Público - 3 Fev 06

O limite do bom senso

José Manuel Fernandes

Para que nunca haja limites à liberdade de expressão, esta deve ser utilizada de forma responsável

A melhor forma de regular a liberdade de expressão é... não a regular. É por isso que a sua melhor formulação continua a ser a da primeira emenda da Constituição dos Estados Unidos, onde se interdita que o Congresso faça qualquer lei que, de alguma forma, limite a liberdade de expressão (assim como a de religião). Foi por invocar essa emenda que o Supremo Tribunal não considerou ilegal a publicação de revistas pornográficas, por exemplo, no famoso caso que envolveu Larry Flint e deu um filme. Mas será que, ao permitir a existência da indústria pornográfica, a lei americana torna imediatamente legítimo e correcto, por exemplo, que um diário como o The New York Times editasse na sua primeira página uma cena de sexo ao vivo? Legal, era. Nenhum juiz mandaria apreender aquela edição do jornal. Mas tal decisão editorial feriria uma outra regra não escrita que deve ser seguida pela imprensa responsável: a do bom senso.
Todos os dias, nos jornais ou nas televisões, os jornalistas têm de fazer escolhas. Sabem que têm o dever social de observar de forma tão crítica como responsável a realidade que retratam ou sobre a qual reflectem. E também sabem que devem ter em consideração os valores e as sensibilidades dos seus leitores. Por isso decidir que um filme com imagens muito violentas só deve ser exibido a horas em que a probabilidade de ser visto por crianças é pequena é um acto responsável, não uma decisão que decorra de qualquer condenável "autocensura". Da mesma forma o tipo de graças que são admissíveis numa publicação de grande difusão como é o Inimigo Público obedece à preocupação de fazer humor sem ofender de forma gratuita.
Naturalmente que quando se lida com convicções religiosas a linha do que é ou não publicável se torna muito mais fina e difícil de determinar. Exige mais sensibilidade, requer maior capacidade para resistir à tentação fácil do sensacionalismo voyeurista e à curiosidade alarve do público.

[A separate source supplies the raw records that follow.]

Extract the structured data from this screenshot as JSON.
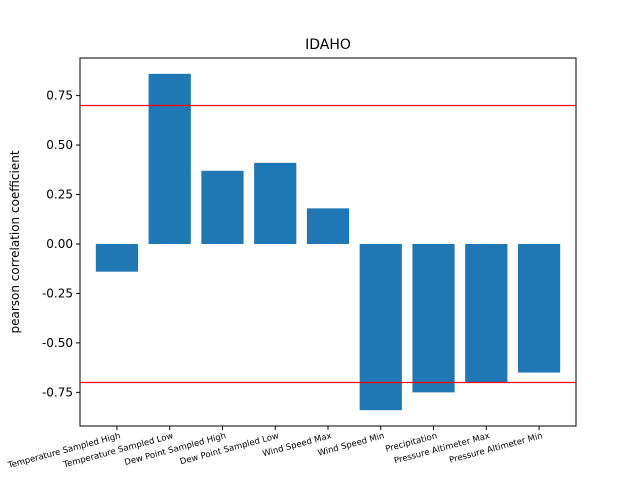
{
  "chart_data": {
    "type": "bar",
    "title": "IDAHO",
    "xlabel": "",
    "ylabel": "pearson correlation coefficient",
    "categories": [
      "Temperature Sampled High",
      "Temperature Sampled Low",
      "Dew Point Sampled High",
      "Dew Point Sampled Low",
      "Wind Speed Max",
      "Wind Speed Min",
      "Precipitation",
      "Pressure Altimeter Max",
      "Pressure Altimeter Min"
    ],
    "values": [
      -0.14,
      0.86,
      0.37,
      0.41,
      0.18,
      -0.84,
      -0.75,
      -0.7,
      -0.65
    ],
    "ylim": [
      -0.92,
      0.94
    ],
    "yticks": [
      "-0.75",
      "-0.50",
      "-0.25",
      "0.00",
      "0.25",
      "0.50",
      "0.75"
    ],
    "reference_lines": [
      0.7,
      -0.7
    ],
    "bar_color": "#1f77b4",
    "reference_line_color": "#ff0000",
    "grid": false
  }
}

Da mesma forma que o que se diz num serão entre amigos não se repete numa sala de aula perante os alunos, ou tal como sabemos que a liberdade criativa de um artista plástico - mesmo quando força a provocação - não tem o mesmo impacto se ficar confinada à sala de exposições ou se for reproduzida em cartazes espalhados pelas paredes de uma cidade, temos obrigação de ser cuidadosos quando lidamos com sentimentos e convicções de outros, os quais são tão legítimos como os nossos.
Neste quadro, e face ao debate em torno dos cartoons encomendados por um jornal dinamarquês, o PÚBLICO reproduz alguns deles, para que os leitores possam tomar conhecimento do que se está a discutir, mas não entende que tenha qualquer obrigação de repetir a "provocação" por "solidariedade". Sente, isso sim, que da mesma forma que não se podem aceitar quaisquer limites à liberdade de expressão, se deve cultivar a responsabilidade na utilização dessa liberdade.
Alguns exageros podem ser contraproducentes e levar a consequências exactamente contrárias às que se pretendiam. Por isso é que a vida numa sociedade livre e aberta implica que interiorizemos limites. Não limites impostos pelo Estado, mas pela cultura, pela educação, pela civilidade. São eles que nos obrigam a agir não apenas de acordo com leis que são sempre imperfeitas e intrusivas, mas seguindo os mesmos critérios de bom senso e equilíbrio sem os quais não poderíamos nunca conciliar o nosso direito a termos convicções fortes com o direito dos outros a que não lhas imponhamos. É isso que dá corpo a uma tolerância que queremos substantiva e não baseada no relativismo e na ausência de valores.